If the Baxter vials are the only option, the agency said make sure you:

  • Give the heparin as an infusion (not a bolus) if possible.
  • Use the lowest dose and the slowest infusion rate that gets the desired clinical effect.
  • Consider first treating the patient with corticosteroids (cortisone based drugs) or antihistamines (drugs that relieve allergy symptoms), although whether such pretreatment is effective is not known said the FDA.
  • Monitor the patient and look out for adverse events, particularly low blood pressure (hypotension) and hypersensitivity.
  • Keep resuscitation equipment nearby and ready to use.

The first cases of severe adverse reactions were reported in January to the US Centers for Disease Control and Prevention (CDC) by the Missouri Department of Health and Senior Services. These described severe allergic reactions to heparin at a pediatric hospital in November 2007. By mid January the drug company had voluntarily recalled nine lots of heparin.
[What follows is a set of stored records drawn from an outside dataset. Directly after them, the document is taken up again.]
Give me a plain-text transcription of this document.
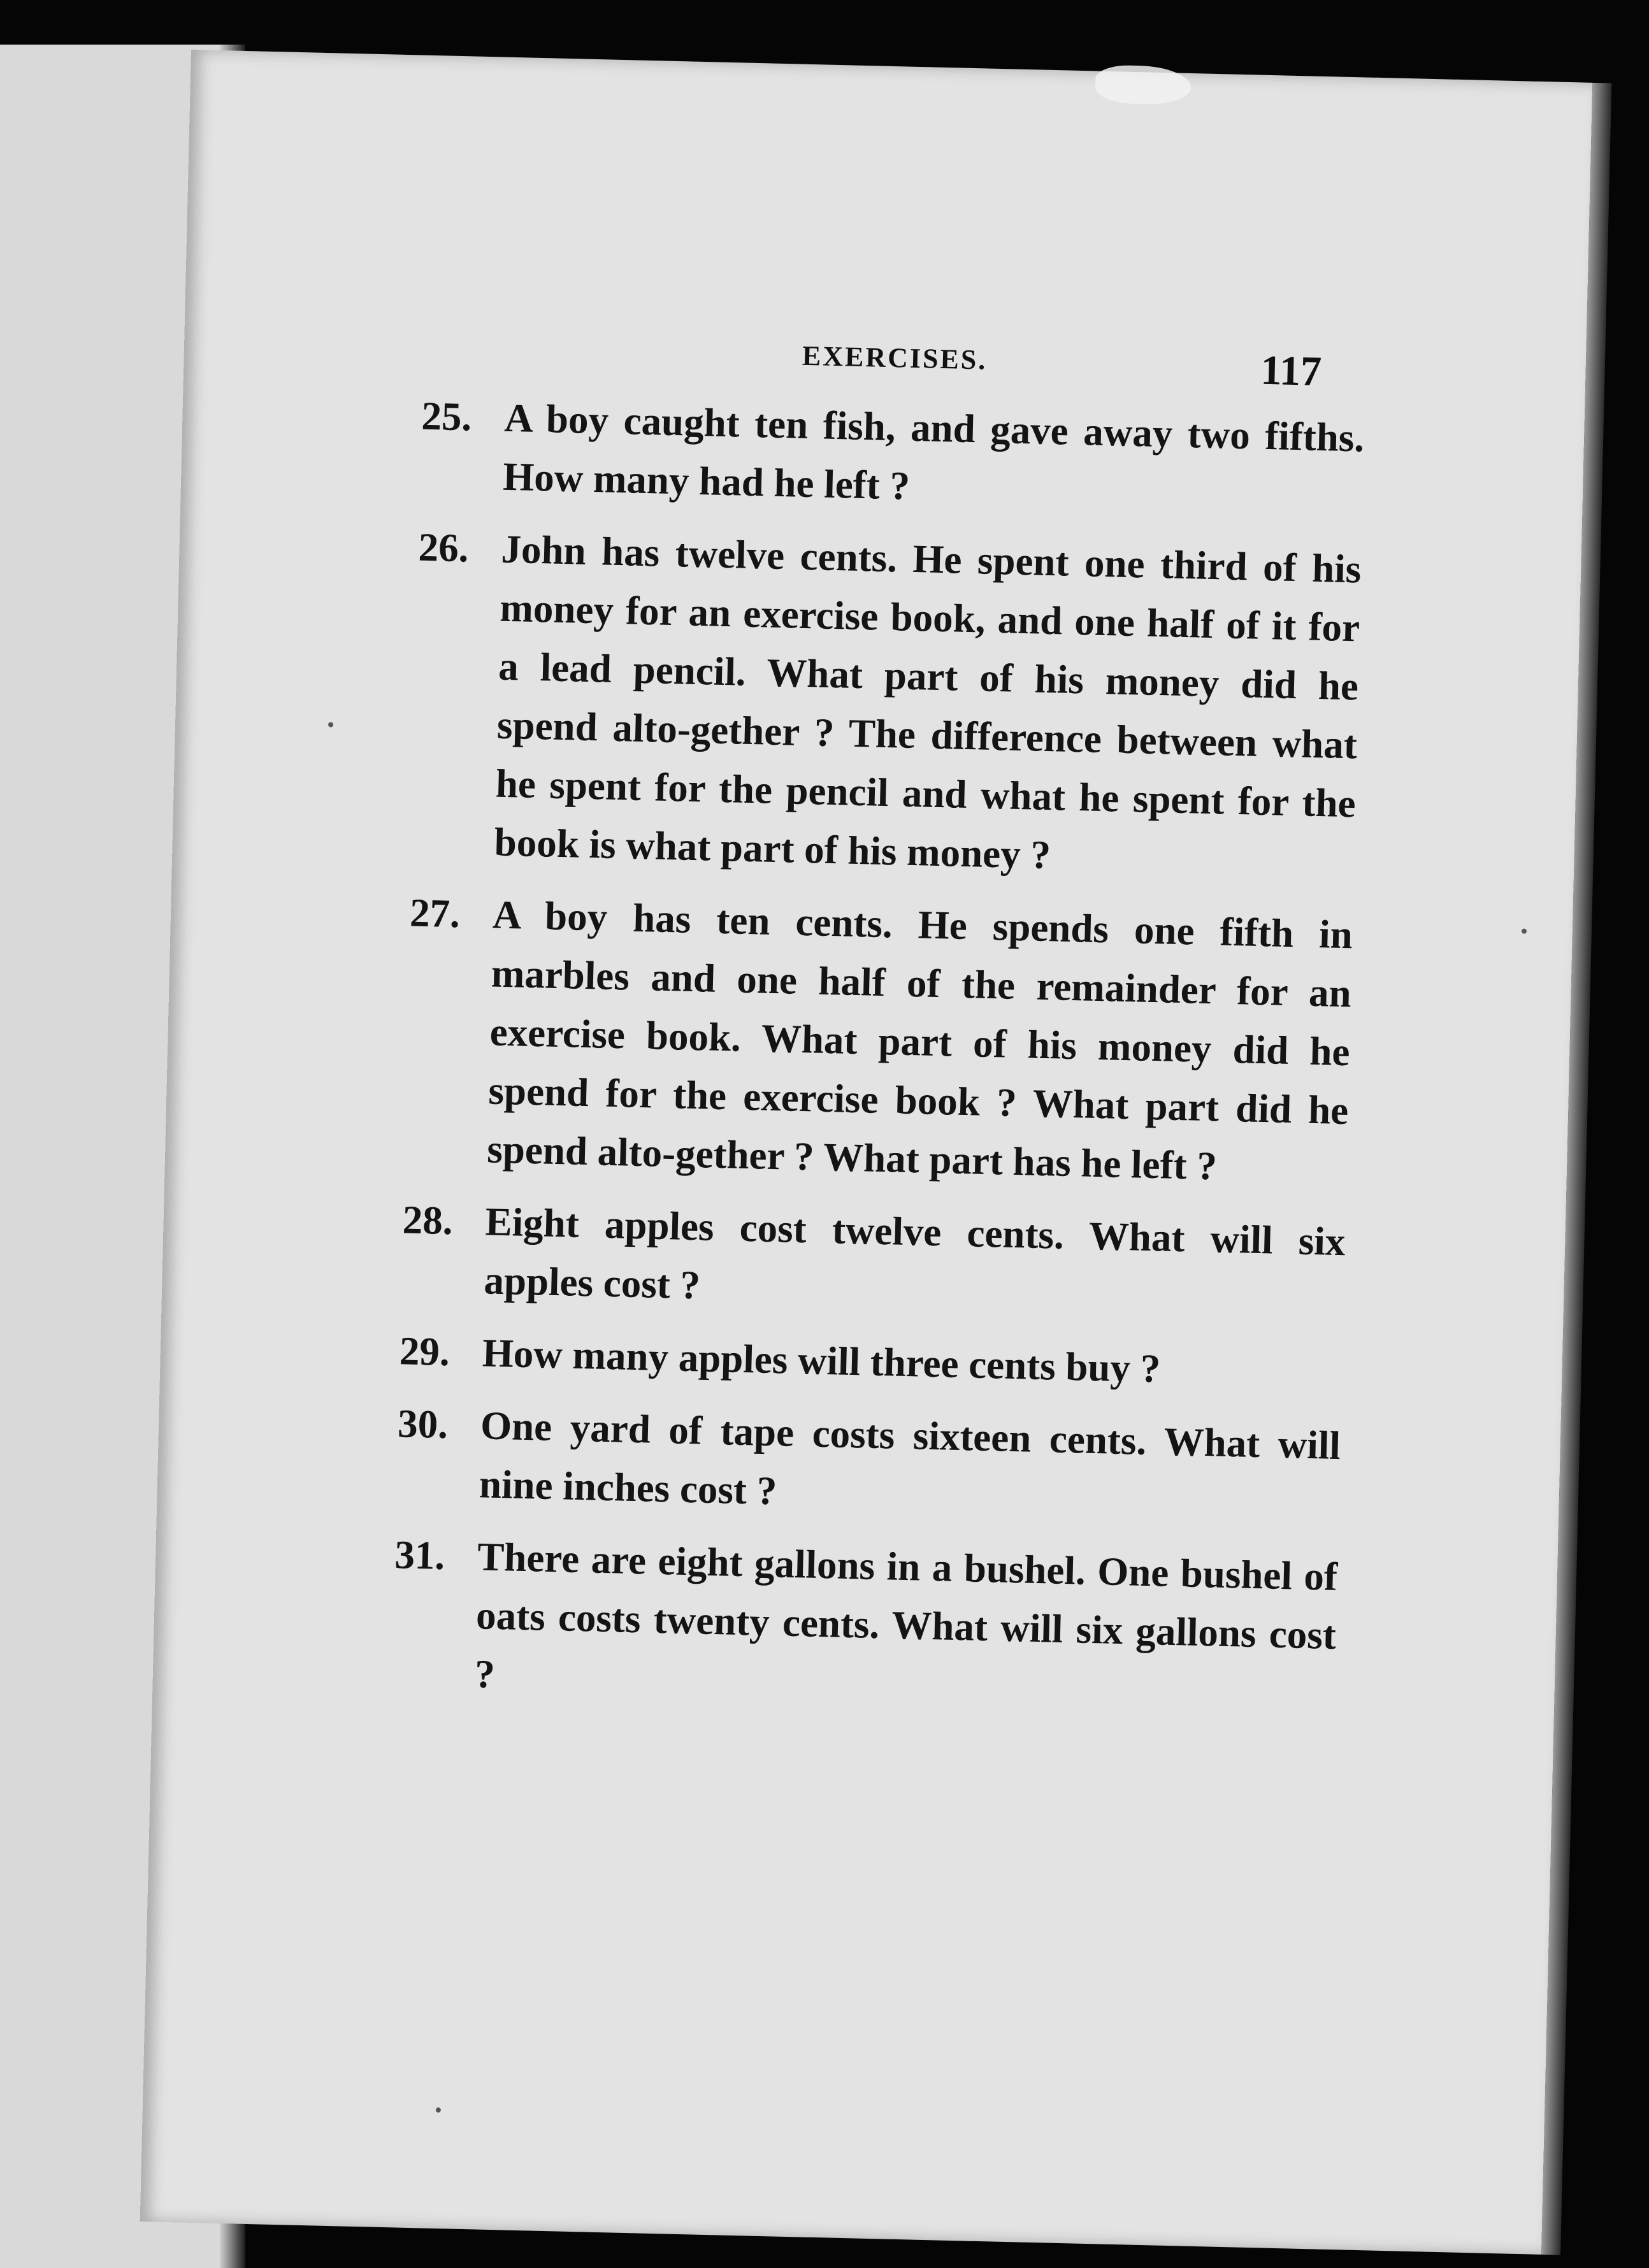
EXERCISES.	117
25. A boy caught ten fish, and gave away two fifths. How many had he left ?
26. John has twelve cents. He spent one third of his money for an exercise book, and one half of it for a lead pencil. What part of his money did he spend alto-gether ? The difference between what he spent for the pencil and what he spent for the book is what part of his money ?
27. A boy has ten cents. He spends one fifth in marbles and one half of the remainder for an exercise book. What part of his money did he spend for the exercise book ? What part did he spend alto-gether ? What part has he left ?
28. Eight apples cost twelve cents. What will six apples cost ?
29. How many apples will three cents buy ?
30. One yard of tape costs sixteen cents. What will nine inches cost ?
31. There are eight gallons in a bushel. One bushel of oats costs twenty cents. What will six gallons cost ?
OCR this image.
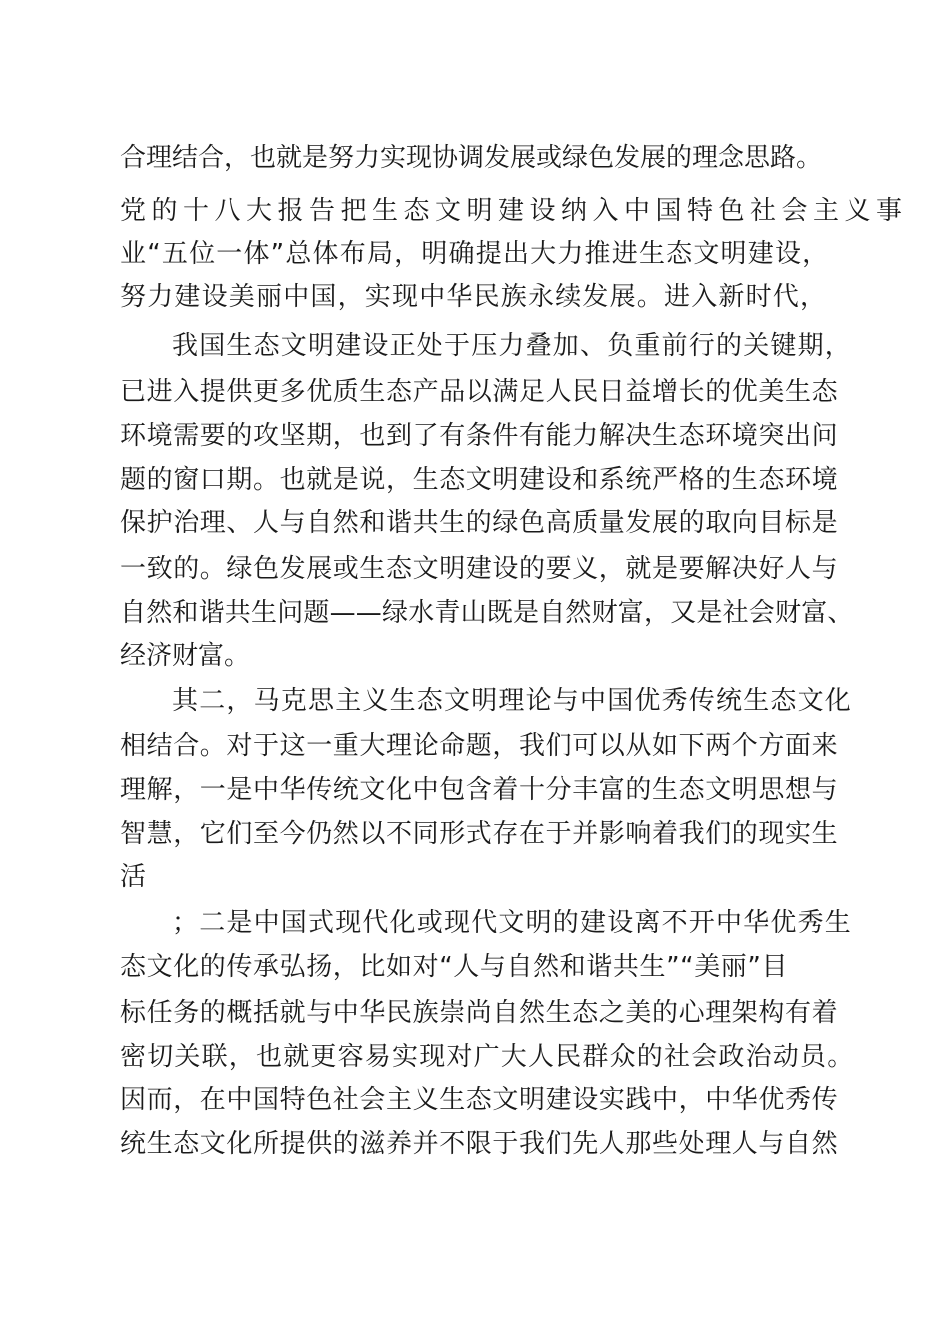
合理结合，也就是努力实现协调发展或绿色发展的理念思路。
党的十八大报告把生态文明建设纳入中国特色社会主义事
业“五位一体”总体布局，明确提出大力推进生态文明建设，
努力建设美丽中国，实现中华民族永续发展。进入新时代，
我国生态文明建设正处于压力叠加、负重前行的关键期，
已进入提供更多优质生态产品以满足人民日益增长的优美生态
环境需要的攻坚期，也到了有条件有能力解决生态环境突出问
题的窗口期。也就是说，生态文明建设和系统严格的生态环境
保护治理、人与自然和谐共生的绿色高质量发展的取向目标是
一致的。绿色发展或生态文明建设的要义，就是要解决好人与
自然和谐共生问题——绿水青山既是自然财富，又是社会财富、
经济财富。
其二，马克思主义生态文明理论与中国优秀传统生态文化
相结合。对于这一重大理论命题，我们可以从如下两个方面来
理解，一是中华传统文化中包含着十分丰富的生态文明思想与
智慧，它们至今仍然以不同形式存在于并影响着我们的现实生
活
；二是中国式现代化或现代文明的建设离不开中华优秀生
态文化的传承弘扬，比如对“人与自然和谐共生”“美丽”目
标任务的概括就与中华民族崇尚自然生态之美的心理架构有着
密切关联，也就更容易实现对广大人民群众的社会政治动员。
因而，在中国特色社会主义生态文明建设实践中，中华优秀传
统生态文化所提供的滋养并不限于我们先人那些处理人与自然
In the meantime the FDA has discovered other cases of allergic reaction to heparin that fall outside of the recalled lots and for use beyond hemodialysis. More recently the cases have involved patients having cardiac surgery and a special type of blood treatment called photopheresis (a treatment for T-cell lymphoma where a drug is injected into the bloodstream and activated with ultraviolet light).

Half of the one million plus multiple-dose vials of heparin sold in the US every month are made by Baxter of Deerfield, Illinois, said the FDA, who are curently also trying to find out if patients given heparin made by other drug companies have had similar reactions.

The agency urges doctors and patients to report any allergy reactions to heparin to the FDA’s MedWatch Program. They can do this by phone at at 800-FDA-1088, by fax at 800-FDA-0178, by mail at MedWatch, HF-2, FDA, 5600 Fishers Lane, Rockville, M.D. 20852-9787. Or they can fill in a website form at www.fda.gov/medwatch.